Another complex problem that boils down to trusting WA has not changed source code after Moxie helped implement Signal Protocol. Like I said earlier, there's maybe a 1..2% chance of backdoor that allows WA to snoop on it's E2EE. So if for some reason one would have to compare these particular ones (IRL this is what we'd call a false dilemma), I'd say

1. Telegram secret messages for one-on-one chats 2. WhatsApp group messages 3. Telegram group messages

WhatsApp may have 1..2% chance of backdoor, but with Telegram I know there's a front door with 100% probability.

If we forget the false dilemma, suddenly Signal solves all of our woes wrt. cross-platform private one-on-one chats and group chats.

"Hey, even tptacek went as far as admitting this at some point:"

Let's not put his words "almost literally any secure messenger is better than email."

Firstly, that assumes he considers Telegram a secure messenger. Secondly, encrypted email has serious problems with deniability (which we'll ignore this time) and forward secrecy: in those respects Telegram's E2EE is better, sure, but E2EE email for group chats (Assuming the client knows how to reply individually to all, and to use each individual's PGP key to protect it) is again more private than Telegram's group chats.

[afiori]

I always took the claim of routing keys and messages in different jurisdiction to be about not writing them to storage in those jurisdiction, not about not having them in RAM.

the idea being that there can be an internal policy to shut down the server and wipe the ram but it is harder to do with drives.

I also have a question since you probably can answer: can E2E offer a similar user experience to what normal telegram chats offer?

[maqp]

" I always took the claim of routing keys and messages in different jurisdiction to be about not writing them to storage in those jurisdiction, not about not having them in RAM."

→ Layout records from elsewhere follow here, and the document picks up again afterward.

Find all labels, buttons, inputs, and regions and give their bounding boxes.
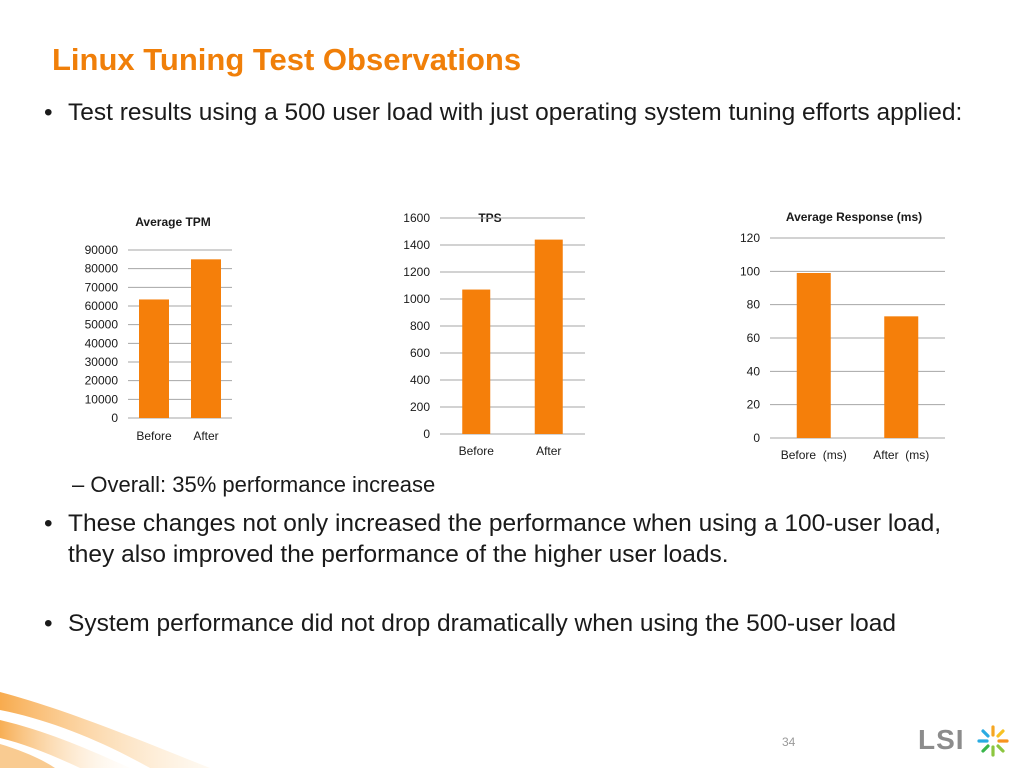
bar-before <box>796 273 831 438</box>
y-tick-label: 20000 <box>85 374 119 388</box>
bar-after <box>534 239 563 434</box>
x-category-label: Before <box>136 429 172 443</box>
y-tick-label: 120 <box>740 231 760 245</box>
starburst-icon <box>977 725 1009 757</box>
y-tick-label: 1000 <box>403 292 430 306</box>
chart-average-tpm: Average TPM 0 10000 20000 30000 40000 50000 60… <box>60 205 260 455</box>
y-tick-label: 20 <box>747 398 761 412</box>
chart-average-response: Average Response (ms) 0 20 40 60 80 100 120 Bef… <box>720 200 960 475</box>
bullet-text: System performance did not drop dramatic… <box>68 610 896 637</box>
bullet-marker: • <box>44 610 53 637</box>
y-tick-label: 200 <box>410 400 430 414</box>
y-tick-label: 0 <box>753 431 760 445</box>
chart-title: Average TPM <box>135 215 211 229</box>
lsi-logo: LSI <box>918 722 1018 762</box>
y-tick-label: 1400 <box>403 238 430 252</box>
y-tick-label: 600 <box>410 346 430 360</box>
y-tick-label: 90000 <box>85 243 119 257</box>
x-category-label: After <box>193 429 218 443</box>
y-tick-label: 0 <box>423 427 430 441</box>
chart-tps: TPS 0 200 400 600 800 1000 1200 1400 1600 Before A… <box>385 200 600 470</box>
sub-bullet-text: Overall: 35% performance increase <box>90 472 436 497</box>
bullet-test-results: • Test results using a 500 user load wit… <box>44 97 974 128</box>
chart-average-response-svg: Average Response (ms) 0 20 40 60 80 100 120 Bef… <box>740 210 945 462</box>
bullet-system-performance: • System performance did not drop dramat… <box>44 608 974 639</box>
bullet-text: These changes not only increased the per… <box>68 510 942 568</box>
y-tick-label: 80 <box>747 298 761 312</box>
y-tick-label: 1600 <box>403 211 430 225</box>
y-tick-label: 50000 <box>85 318 119 332</box>
y-tick-label: 40000 <box>85 336 119 350</box>
sub-bullet-marker: – <box>72 472 85 497</box>
y-tick-label: 10000 <box>85 392 119 406</box>
bar-after <box>191 259 221 418</box>
bullet-marker: • <box>44 99 53 126</box>
y-tick-label: 60000 <box>85 299 119 313</box>
slide-title: Linux Tuning Test Observations <box>52 42 522 77</box>
bar-before <box>462 289 491 434</box>
y-tick-label: 1200 <box>403 265 430 279</box>
bullet-changes: • These changes not only increased the p… <box>44 508 974 570</box>
x-category-label: Before <box>459 444 495 458</box>
y-tick-label: 400 <box>410 373 430 387</box>
y-tick-label: 800 <box>410 319 430 333</box>
y-tick-label: 80000 <box>85 262 119 276</box>
x-category-label: Before (ms) <box>781 448 847 462</box>
bullet-text: Test results using a 500 user load with … <box>68 99 963 126</box>
decorative-swoosh <box>0 692 210 768</box>
bar-after <box>884 316 919 438</box>
x-category-label: After (ms) <box>873 448 929 462</box>
y-tick-label: 40 <box>747 364 761 378</box>
chart-average-tpm-svg: Average TPM 0 10000 20000 30000 40000 50000 60… <box>85 215 232 443</box>
sub-bullet-overall: – Overall: 35% performance increase <box>72 471 435 499</box>
y-tick-label: 60 <box>747 331 761 345</box>
page-number: 34 <box>782 735 796 749</box>
y-tick-label: 100 <box>740 264 760 278</box>
bar-before <box>139 299 169 418</box>
x-category-label: After <box>536 444 561 458</box>
y-tick-label: 30000 <box>85 355 119 369</box>
logo-wordmark: LSI <box>918 724 965 755</box>
bullet-marker: • <box>44 510 53 537</box>
chart-title: Average Response (ms) <box>786 210 922 224</box>
y-tick-label: 0 <box>111 411 118 425</box>
y-tick-label: 70000 <box>85 280 119 294</box>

There's no precedent I'm aware of that if e.g. NL Telegram server has the key in its RAM but not in its disk, that it doesn't have to hand out the keys. Also the keys and/or plaintexts can just be stolen by foreign intelligence establishments. It's not just judicial means we need to be concerned about. E.g., just because it's legal in China to hack Telegram servers abroad, doesn't mean it's right, and Telegram should take this into account.

"the idea being that there can be an internal policy to shut down the server and wipe the ram but it is harder to do with drives."

This is pure speculation and it wouldn't matter because key lifting attacks would be transparent, i.e. the exploit is polished enough not to raise alarms.

"I also have a question since you probably can answer: can E2E offer a similar user experience to what normal telegram chats offer?"

Yes. Except channels and extremely large supergroups. But these two don't enjoy expectation of privacy. You can't expect something you say to a group of 10,000+ people to remain private, people consider such groups public.

Encrpytion is just math so there's also no way around the UX problem of authentication that's part of E2EE, but since that's expected of users, it's not a problem either.

Everything else, group chats with roles, synced chats, file transfers, locations, stickers... you name it, can be done over E2EE, just look at how Signal is showing each of those can be done. It's not trivial of course, but like you asked, "can it be done", yes, it can.